Thursday, April 05, 2012

Maundy Thursday Homily devotion sermon: On This Night

On This Night

Mark 14:37-38            Then Jesus returned to his disciples and found them sleeping. "Simon," he said to Peter, "are you asleep? Could you not keep watch for one hour? Watch and pray so that you will not fall into temptation. The spirit is willing, but the body is weak."

When I was a lot younger and ministering in Scotland, I used to come in from a hard day’s work in the parish, sit down to my dinner, and watch the evening news. It became an important part of my life and every night, between 5 to 6pm, I was engrossed in local, national, and international reports. I spent the whole hour try to cram in as much news as I could because after 6pm, the phone would ring and I would either be going out to yet another church meeting or a parishioner’s home for an emergency call. That whole hour became my lifeline between the real world and church world.

Late at night, I would catch up with my favorite sitcoms, documentaries, or sci-fi shows. They usually lasted for an hour and helped me to unwind. I could release the tensions of the day by watching a show that I liked. It was not only entertainment, it was a very easy way to chill out and relax, or as they say today to chillax. Watching television for an hour without having to think, make decisions, or settle issues was a daily blessing.

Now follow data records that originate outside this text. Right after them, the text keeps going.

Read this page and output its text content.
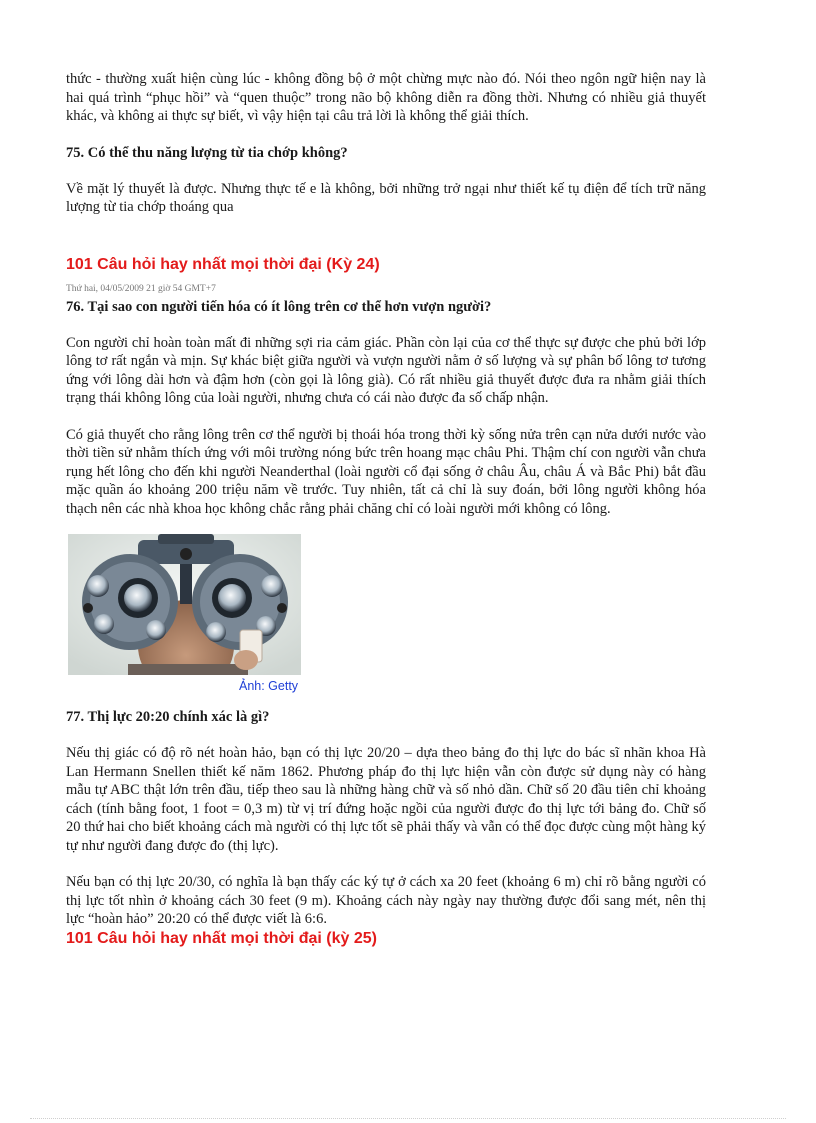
thức - thường xuất hiện cùng lúc - không đồng bộ ở một chừng mực nào đó. Nói theo ngôn ngữ hiện nay là hai quá trình “phục hồi” và “quen thuộc” trong não bộ không diễn ra đồng thời. Nhưng có nhiều giả thuyết khác, và không ai thực sự biết, vì vậy hiện tại câu trả lời là không thể giải thích.

75. Có thể thu năng lượng từ tia chớp không?

Về mặt lý thuyết là được. Nhưng thực tế e là không, bởi những trở ngại như thiết kế tụ điện để tích trữ năng lượng từ tia chớp thoáng qua

101 Câu hỏi hay nhất mọi thời đại (Kỳ 24)
Thứ hai, 04/05/2009 21 giờ 54 GMT+7
76. Tại sao con người tiến hóa có ít lông trên cơ thể hơn vượn người?

Con người chỉ hoàn toàn mất đi những sợi ria cảm giác. Phần còn lại của cơ thể thực sự được che phủ bởi lớp lông tơ rất ngắn và mịn. Sự khác biệt giữa người và vượn người nằm ở số lượng và sự phân bố lông tơ tương ứng với lông dài hơn và đậm hơn (còn gọi là lông già). Có rất nhiều giả thuyết được đưa ra nhằm giải thích trạng thái không lông của loài người, nhưng chưa có cái nào được đa số chấp nhận.

Có giả thuyết cho rằng lông trên cơ thể người bị thoái hóa trong thời kỳ sống nửa trên cạn nửa dưới nước vào thời tiền sử nhằm thích ứng với môi trường nóng bức trên hoang mạc châu Phi. Thậm chí con người vẫn chưa rụng hết lông cho đến khi người Neanderthal (loài người cổ đại sống ở châu Âu, châu Á và Bắc Phi) bắt đầu mặc quần áo khoảng 200 triệu năm về trước. Tuy nhiên, tất cả chỉ là suy đoán, bởi lông người không hóa thạch nên các nhà khoa học không chắc rằng phải chăng chỉ có loài người mới không có lông.

Ảnh: Getty
77. Thị lực 20:20 chính xác là gì?

Nếu thị giác có độ rõ nét hoàn hảo, bạn có thị lực 20/20 – dựa theo bảng đo thị lực do bác sĩ nhãn khoa Hà Lan Hermann Snellen thiết kế năm 1862. Phương pháp đo thị lực hiện vẫn còn được sử dụng này có hàng mẫu tự ABC thật lớn trên đầu, tiếp theo sau là những hàng chữ và số nhỏ dần. Chữ số 20 đầu tiên chỉ khoảng cách (tính bằng foot, 1 foot = 0,3 m) từ vị trí đứng hoặc ngồi của người được đo thị lực tới bảng đo. Chữ số 20 thứ hai cho biết khoảng cách mà người có thị lực tốt sẽ phải thấy và vẫn có thể đọc được cùng một hàng ký tự như người đang được đo (thị lực).

Nếu bạn có thị lực 20/30, có nghĩa là bạn thấy các ký tự ở cách xa 20 feet (khoảng 6 m) chỉ rõ bằng người có thị lực tốt nhìn ở khoảng cách 30 feet (9 m). Khoảng cách này ngày nay thường được đổi sang mét, nên thị lực “hoàn hảo” 20:20 có thể được viết là 6:6.

101 Câu hỏi hay nhất mọi thời đại (kỳ 25)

These days, because I am much older, I’m not into the evening news. It’s more like the evening snooze that I enjoy. Most of the time when I get back home, I start watching an hour long program and then find myself waking up just as the credits are being screened at the end. Like most of my peers, I’m so tired at night that I cannot even watch TV for an hour. I used to laugh at my Dad when he was my age or Evelyn’s parents who did the same. I now understand their weariness and tiredness and the need to snooze and nap. The older you get, the sleepier you become. I guess it’s God’s way of slowing us down and getting ready for His peace.

When Jesus went to pray in the Garden of Gethsemane, He needed His disciples to watch over Him. He was vulnerable and scared, anxious and fearful. He knew what He had to do, but He didn’t want to go through it. When he says to Peter that “the spirit is willing, but the body is weak,” he wasn’t just chastising the disciples for falling asleep; he was also expressing what Christ himself had just experienced: His spirit was willing to accept what God required, but His body was frightened about what that would entail.

When I read about the disciples falling asleep, I easily recognize my own humanity. They’re tired, full of food and rich wine. The last thing that they want to do is stand guard. It’s a beautiful moonlit night and they’re outside in the fresh air watching the stars. All they want to do is nap and snooze, sleep and dream.

But there’s an even greater display of humanity going on in the Garden of Gethsemane. A young man, at the age of 33, is wrestling with God and fighting off the temptation to run. Like anyone of us, Jesus doesn’t want to die, and yet he also knows that without His death, no other human being will ever be given everlasting life. He wants to please His Father in heaven, but Jesus also pleads with Him for a different solution. He wants to do the right thing, but Christ also struggles with how that will be accomplished. His Spirit is very willing, but his body is very weak.

Tonight, on Maundy Thursday and this terrible night we call Tenebrae, a darkness enters into the world, our church, and our souls. For on this night, we remember that night when Jesus, the Light of the World, was betrayed by Judas, the servant of darkness. Christ represented the life and love of God, whereas Judas displayed the deceit and depravation of humanity. That night touches us because we know in our hearts of hearts that we betray Christ each and every day with our arrogance, our pride, our self-centered ways, and self-opinionated ideas.

Thank God that Jesus made the right decision! Praise the Lord that Christ took up that cup of bitterness, judgment, and wrath and swallowed it completely. It was meant for us; it was not meant for Him. We are sinful creatures, whereas He is the sinless Christ.
Our bigotry betrayed Him; His beauty blessed us.
Our conceit condemned Him; His crucifixion captured us.
Our fallen humanity leads to Hell; His faithful holiness leads us to Heaven.
Our sins slaughtered Him; His sacrifice saved us!

Centuries ago, the great revivalist Charles Wesley wrote these opening words for a hymn that is still sung in Britain during Holy week.

And can it be that I should gain
an interest in the Savior's blood?
Died he for me, who caused his pain
for me, who caused his bitter death?

Amazing love! How can it be
that thou, my Lord, should die for me? 
Amazing love! How can it be
that thou, my Lord, should die for me? 

On this night, Jesus decided, of His own free will, to die for us. Amen.

Reflective silence before the Communion.